Hoback is distinctive not only because of its geology. The billionaires live elsewhere in the County. There are two trailer parks nearby. Historically, local politicians have directed their attention to the Town of Jackson, Wilson, and the ski resort of Teton Village. But this has changed in recent years. Carlin Gerard of the Teton Conservation District formed a Hoback Stakeholders Group in 2019 to highlight drinking water problems. Covid disrupted that effort, but then a local non-profit called Protect Our Water Jackson Hole brought its energy and resources to southern Teton County.
In 2023 Hoback residents formed a water and sewer district. The district has now raised $7 million from the County and the State to build a municipal drinking water system. Water will be drawn from the Snake River just above the confluence with the Hoback. Construction should begin this fall and be done in a year or two depending on the weather.
At first it will only serve 125 residents: the district was made small out of fear of opposition. Teton County is solid blue, but past attempts had failed because of Hoback’s history of Red State, don’t-tread-on-me politics. In any case, it turned out that the demographic transition had already occurred: when the election was held the vote was 36-0 in favor. And there are now plans to annex a new affordable housing development that Teton County hopes will help address the local housing shortage.

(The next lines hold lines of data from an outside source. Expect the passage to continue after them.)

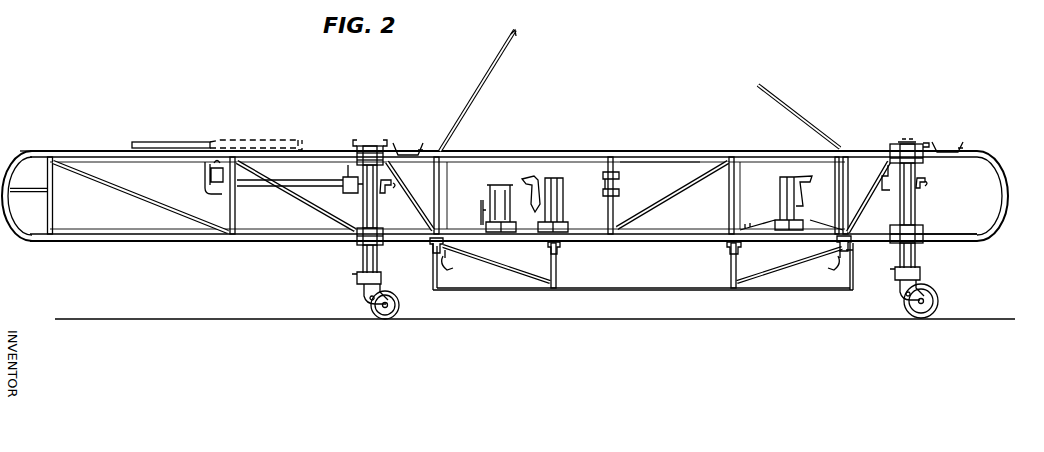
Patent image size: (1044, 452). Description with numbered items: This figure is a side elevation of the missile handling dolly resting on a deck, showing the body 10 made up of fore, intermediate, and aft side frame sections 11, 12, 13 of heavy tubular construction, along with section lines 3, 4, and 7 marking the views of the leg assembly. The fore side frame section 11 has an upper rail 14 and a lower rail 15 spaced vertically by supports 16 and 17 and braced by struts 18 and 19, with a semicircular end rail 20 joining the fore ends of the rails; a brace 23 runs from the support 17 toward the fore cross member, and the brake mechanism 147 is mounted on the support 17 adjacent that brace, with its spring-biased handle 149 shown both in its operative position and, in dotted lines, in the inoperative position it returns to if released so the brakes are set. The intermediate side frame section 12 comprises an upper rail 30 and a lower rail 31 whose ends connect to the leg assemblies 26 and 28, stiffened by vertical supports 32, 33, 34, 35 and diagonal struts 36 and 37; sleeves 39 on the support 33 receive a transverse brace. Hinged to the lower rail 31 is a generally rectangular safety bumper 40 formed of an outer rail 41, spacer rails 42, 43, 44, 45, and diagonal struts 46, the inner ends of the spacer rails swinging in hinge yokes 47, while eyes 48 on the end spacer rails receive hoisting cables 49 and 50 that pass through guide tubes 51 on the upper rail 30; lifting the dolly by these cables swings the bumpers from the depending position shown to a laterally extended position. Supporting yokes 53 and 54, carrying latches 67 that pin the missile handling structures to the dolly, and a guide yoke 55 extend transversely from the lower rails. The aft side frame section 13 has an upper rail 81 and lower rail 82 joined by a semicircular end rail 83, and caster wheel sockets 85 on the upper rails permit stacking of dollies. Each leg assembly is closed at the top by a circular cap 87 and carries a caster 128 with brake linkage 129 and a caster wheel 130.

The section line 3- 3 is at (898, 105).
The section line 4- 4 is at (392, 128).
The section line 7- 7 is at (341, 288).
The body 10 is at (661, 191).
The fore side frame section 11 is at (38, 149).
The intermediate side frame section 12 is at (599, 150).
The aft side frame section 13 is at (977, 150).
The upper rail 14 is at (78, 150).
The lower rail 15 is at (133, 237).
The support 16 is at (53, 215).
The support 17 is at (236, 215).
The strut 18 is at (153, 200).
The strut 19 is at (315, 208).
The semicircular end rail 20 is at (15, 237).
The brace 23 is at (309, 180).
The leg assembly 26 is at (384, 141).
The leg assembly 28 is at (917, 206).
The upper rail 30 is at (655, 152).
The lower rail 31 is at (658, 236).
The vertical support 32 is at (446, 200).
The vertical support 33 is at (613, 220).
The vertical support 34 is at (737, 207).
The vertical support 35 is at (843, 203).
The diagonal strut 36 is at (667, 197).
The diagonal strut 37 is at (413, 188).
The sleeve 39 is at (603, 186).
The safety bumper 40 is at (657, 279).
The outer rail 41 is at (655, 290).
The spacer rail 42 is at (447, 281).
The spacer rail 43 is at (557, 266).
The spacer rail 44 is at (731, 263).
The spacer rail 45 is at (853, 262).
The diagonal strut 46 is at (513, 276).
The hinge yoke 47 is at (429, 250).
The eye 48 is at (447, 262).
The hoisting cable 49 is at (489, 78).
The hoisting cable 50 is at (780, 99).
The guide tube 51 is at (838, 149).
The supporting yoke 53 is at (554, 178).
The supporting yoke 54 is at (786, 176).
The guide yoke 55 is at (506, 182).
The latch 67 is at (531, 172).
The upper rail 81 is at (930, 145).
The lower rail 82 is at (958, 240).
The semicircular end rail 83 is at (990, 225).
The caster wheel socket 85 is at (418, 142).
The circular cap 87 is at (888, 140).
The caster 128 is at (360, 298).
The brake linkage 129 is at (354, 275).
The caster wheel 130 is at (385, 320).
The brake mechanism 147 is at (205, 186).
The handle 149 is at (153, 134).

Of course, the new system will only isolate residents from the nitrate problem. The environment will remain polluted, and people outside the district will still be on wells. The district has begun to price out a wastewater system, which is liable to be quite expensive. But you’d hope for nothing less for the Greater Yellowstone Ecosystem – and officials would hate to see an article in the New York Times about Teton County’s leaky septic systems.